ODPEM, CDEMA discuss ways to integrate climate risk into disaster risk management
THE Office of Disaster Preparedness and Emergency Management (ODPEM) in collaboration with the Caribbean Disaster Emergency Management Agency (CDEMA) on Wednesday convened the first of a two-day Climate Smarting workshop intended to incorporate climate risk considerations into national disaster risk management planning.
The workshop, which focuses on enhancing Jamaica’s Country Work Programme, intends to highlight existing development challenges, vulnerabilities and future risks especially with regard to hydro-meteorological and other natural hazard events impacted by climate change.
ODPEM’s acting director general Richard Thompson noted that risk management and climate change were intertwined and were the focus of much international attention.

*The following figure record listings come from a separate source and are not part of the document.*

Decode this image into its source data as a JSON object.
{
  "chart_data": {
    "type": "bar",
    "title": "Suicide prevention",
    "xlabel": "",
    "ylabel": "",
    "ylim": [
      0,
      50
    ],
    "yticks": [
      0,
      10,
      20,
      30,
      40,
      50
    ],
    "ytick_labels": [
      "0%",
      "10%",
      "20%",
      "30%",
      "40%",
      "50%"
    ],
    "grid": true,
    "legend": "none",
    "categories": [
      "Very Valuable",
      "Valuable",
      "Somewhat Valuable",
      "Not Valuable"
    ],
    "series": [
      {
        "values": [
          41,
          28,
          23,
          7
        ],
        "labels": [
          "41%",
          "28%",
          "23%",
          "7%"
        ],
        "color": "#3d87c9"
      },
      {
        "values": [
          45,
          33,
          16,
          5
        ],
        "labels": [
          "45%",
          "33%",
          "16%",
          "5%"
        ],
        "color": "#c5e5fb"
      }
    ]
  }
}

“We, as a country have embarked on a number of programmes and policies geared at disaster risk reduction. I know internationally there have been a lot of discussions as it relates to climate change and disaster risk reduction and whether the two are linked. In my estimation, a lot of the climate change adaptation programmes are in fact disaster risk reduction programmes and as a result of that, we are on the path to achieving what has been set out under our framework,” he said.
The sessions are a part of phase two of the Mainstreaming Climate Change and Disaster Management Project which is funded by the Austrian Development Agency and executed by CDEMA. Through the introduction of the CDEMA Guidance Tool (G Tool), the workshop also aims to highlight and recommend the strengthening of mechanisms for community resilience to mitigate, respond to and recover from the adverse effects of climate change and disasters. The G Tool outlines a process for ensuring that disaster risk management (DRM) plans and strategies of CDEMA member states are able to meet the challenges that will be posed by climate change.
“At the heart of the workshop is a visioning process whereby participants develop a consensual vision for the socio-economic development of Jamaica. They assess how climate change impacts could affect the realisation of this vision and identify what is needed in order to realise this vision in the face of climate variability and other climate impacts,” CDEMA workshop facilitator Kerry Ann Thompson said.
The meetings concluded yesterday with presentations from CDEMA representatives on climate change trends and consequences as well as the next step for implementation into the National Comprehensive Disaster Management Country Work Programme.